Pro-coal groups and environmentalists alike descended on the site ahead of the evening hearing on Tuesday, with the former arguing the hold-up kept production and jobs suspended in a wavering economy and the latter claiming the proposed mining operations would result in pollution.
Kentucky Chamber of Commerce public affairs director Chad Harpole said the EPA’s objections to the permits prevented the issuance of all permits for surface mining activities for more than two years.
“The economic impact to Kentucky is staggering – 19 recent EPA objections are estimated to cost Kentucky 3800 jobs and more than $US123 million in coal severance taxes,” he said.
At a floor speech on Tuesday afternoon in Washington, just hours before the start of the first hearing, Republican US senator for Kentucky Mitch McConnell said he couldn’t attend the meetings because of the Congress session but did not hold back on his feelings that he and his constituents were “under siege” from the regulatory agenda of US President Barack Obama’s administration “and the EPA is the worst offender”
“Perhaps the clearest example of this administration’s regulatory assault is its war on coal,” he said.
“Since being sworn in, President Obama’s EPA has set out to circumvent the will of Congress and the American people by turning the already cumbersome mine permitting process into a back-door means of shutting down coal mines.”
He said 18,000 individuals in Kentucky worked in coal mining and another 200,000 more, such as transportation workers, realtors and farmers, were indirectly impacted by the coal industry and relied on it for their jobs.
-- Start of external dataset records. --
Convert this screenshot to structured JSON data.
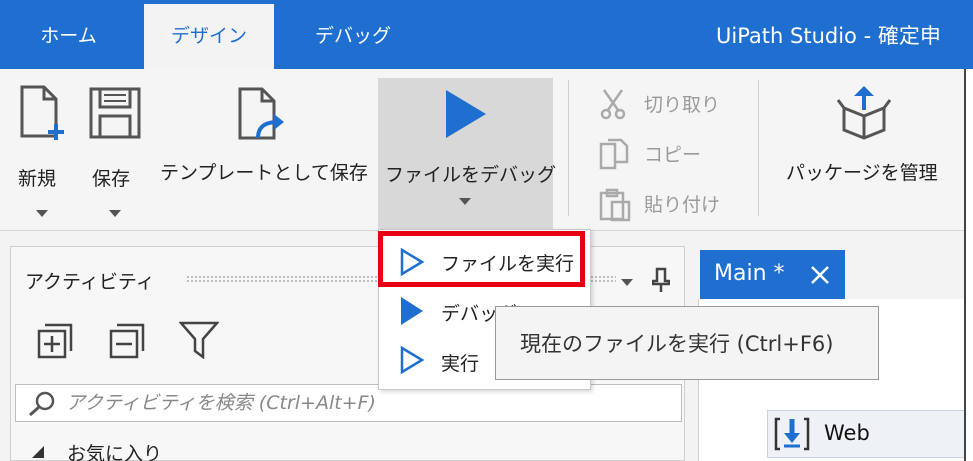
{
  "tabs": [
    {
      "label": "ホーム",
      "active": false
    },
    {
      "label": "デザイン",
      "active": true
    },
    {
      "label": "デバッグ",
      "active": false
    }
  ],
  "app_title": "UiPath Studio - 確定申",
  "ribbon": {
    "new_label": "新規",
    "save_label": "保存",
    "save_template_label": "テンプレートとして保存",
    "debug_file_label": "ファイルをデバッグ",
    "cut_label": "切り取り",
    "copy_label": "コピー",
    "paste_label": "貼り付け",
    "manage_packages_label": "パッケージを管理"
  },
  "dropdown": {
    "items": [
      {
        "label": "ファイルを実行",
        "icon": "play-outline-icon"
      },
      {
        "label": "デバッグ",
        "icon": "play-filled-icon"
      },
      {
        "label": "実行",
        "icon": "play-outline-icon"
      }
    ]
  },
  "tooltip": {
    "text": "現在のファイルを実行 (Ctrl+F6)"
  },
  "activities": {
    "title": "アクティビティ",
    "search_placeholder": "アクティビティを検索 (Ctrl+Alt+F)",
    "favorites_label": "お気に入り"
  },
  "designer": {
    "tab_label": "Main *",
    "web_activity_label": "Web"
  },
  "colors": {
    "accent": "#1e6fd0",
    "highlight": "#e60012"
  }
}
Economically, coal equates to $3.5 billion of out-of-state money annually and the industry pays more than $1 billion in direct wages every year.
“Attacking an industry so important to Kentucky will only succeed in putting people out of work, impeding future job growth and increasing energy prices,” McConnell said.
“A former senior EPA official under the Obama administration recently summed up the regulatory philosophy of the agency with respect to those working in the coal business by saying it wants to ‘crucify’ them.
“With this radical environmental/anti-coal agenda, it is no wonder the administration has failed to answer the American people’s call for greater domestic energy production.
“The real-world impact of their fantasy-world energy policy is that people are losing their jobs and energy prices will rise even further.”
He called for the Obama administration to change its ways.
“It is high time [it] stopped treating the Kentucky coal industry as the problem and start recognizing that it has been and will continue to be part of the solution,” he said.
Kentucky Senator and House Subcommittee on Energy and Power chairman Ed Whitfield, who has recently been a very vocal critic of the EPA on this issue as well as the EPA’s moves on greenhouse gas emissions limitations, said he had been “astounded and outraged” by the agency’s actions during its all-out “war on coal”
“Although EPA has not ‘crucified’ the Kentucky coal industry yet, it has effectively strangled the industry by blocking individual permits for new and expanded surface mines in Kentucky for more than two years. This is unacceptable,” he said.
He referred to the EPA’s interim guidance which led to the agency’s objection of 19 surface mining discharge permits in April 2010, just a month after it reviewed and reapproved the state’s permitting program.
The guidance, Whitfield said, was issued without any intervening change in the law or regulations and without any notice or opportunity for public input.
Since April 1, 2010, no new surface mine or existing mine wishing to expand in eastern Kentucky had received an individual permit.
The regulator said the 36 draft individual national pollutant discharge elimination system permits the EPA rejected since 2009 by filing a “specific objection” under authority of the Clean Water Act each required a public hearing but it had taken one-and-a-half years for this week’s hearings to come to fruition.
“Obviously, EPA sees this more as a burden than a priority,” Whitfield said.
He said the EPA’s actions to stifle the Kentucky coal industry didn’t just affect miners but was a “direct hit” to the entire state’s economy.
“At a time of high unemployment rates, especially in some counties in Kentucky where unemployment remains at more than 10 per cent, the EPA should be working with coal states to create and retain jobs, not stop economic growth and directly be responsible for miners losing their jobs,” he said.
Unfortunately, the issue goes well beyond Kentucky.
A Senate Committee on Environment and Public Works minority report in 2010 revealed the EPA had at that time blocked action on 190 coal mining permits, which the senator called an “alarming” threat to coal communities across the US.
“The report found ‘roughly one in every four coal mining jobs in the Appalachian region will be at risk of elimination’ and ‘81 small businesses will lose significant income and will be at risk of bankruptcy and over two years of America’s coal supply will be in jeopardy’,” Whitfield said.
“To those working in and around America’s coalfields – or, more precisely, those who once worked there – this is downright hostile and insulting.”
The second EPA hearing will be held on Thursday at the East Kentucky Expo Center in Pikeville.